The Peter Seeburg Prize for Integrative Neuroscience celebrates original and innovative achievements in neuroscience. Named in honour of Peter H. Seeburg, a German neuroscientist and pioneer in molecular neurobiology, the award recognises outstanding advances in the understanding of executive brain functions and cognitive processes.

The Synapsy Centre is proud to announce that one of its members, Professor Christian Lüscher, is among this year's winners. His contributions to understanding the mechanisms of the circuits involved in psychiatric illnesses and addiction have thus been rewarded. Christian Lüscher was a pioneer in the discovery of the cellular mechanisms by which drugs increase dopamine. He also demonstrated for the first time that it was possible to normalise behaviour by reversing the synaptic plasticity caused by drugs.

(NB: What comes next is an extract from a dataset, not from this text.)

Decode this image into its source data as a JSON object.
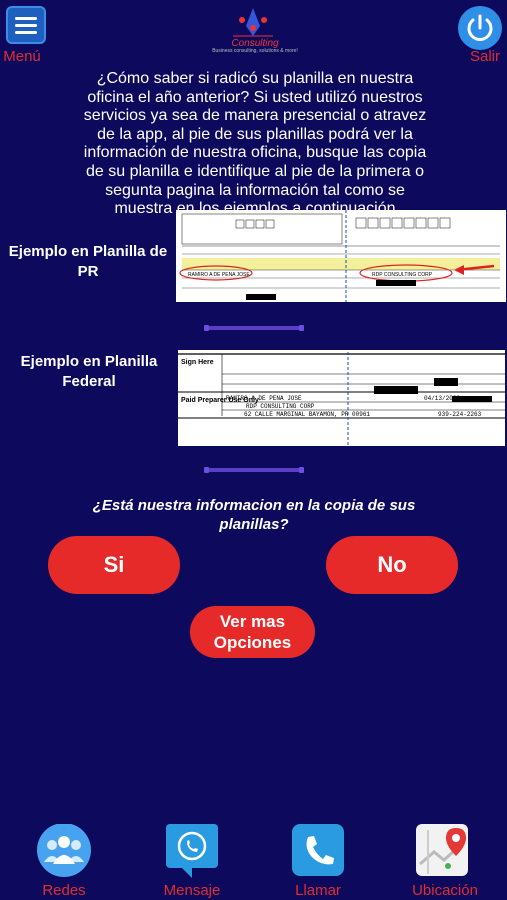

Professor Lüscher also developed a model of the addiction circuit, which he used to develop a brain stimulation protocol. This has been successful in treating addictive behaviour in mice, offering huge translational potential for treating disorders such as obsessive-compulsive disorder and depression in humans. Using an innovative approach based on optogenetic self-stimulation of dopaminergic neurons, he has identified the synaptic changes at the origin of compulsive behaviour, providing important keys to understanding addiction research.

Professor Eric Nestler, from the Icahn School of Medicine at Mount Sinai, was also honoured for his pioneering research into the molecular, cellular and physiological changes in the brain caused by drug abuse.

The Synapsy Centre warmly congratulates Professor Christian Lüscher on this distinction, which underlines his systematic and innovative approach to unveiling the neural mechanisms of compulsion, a central symptom of several psychiatric illnesses.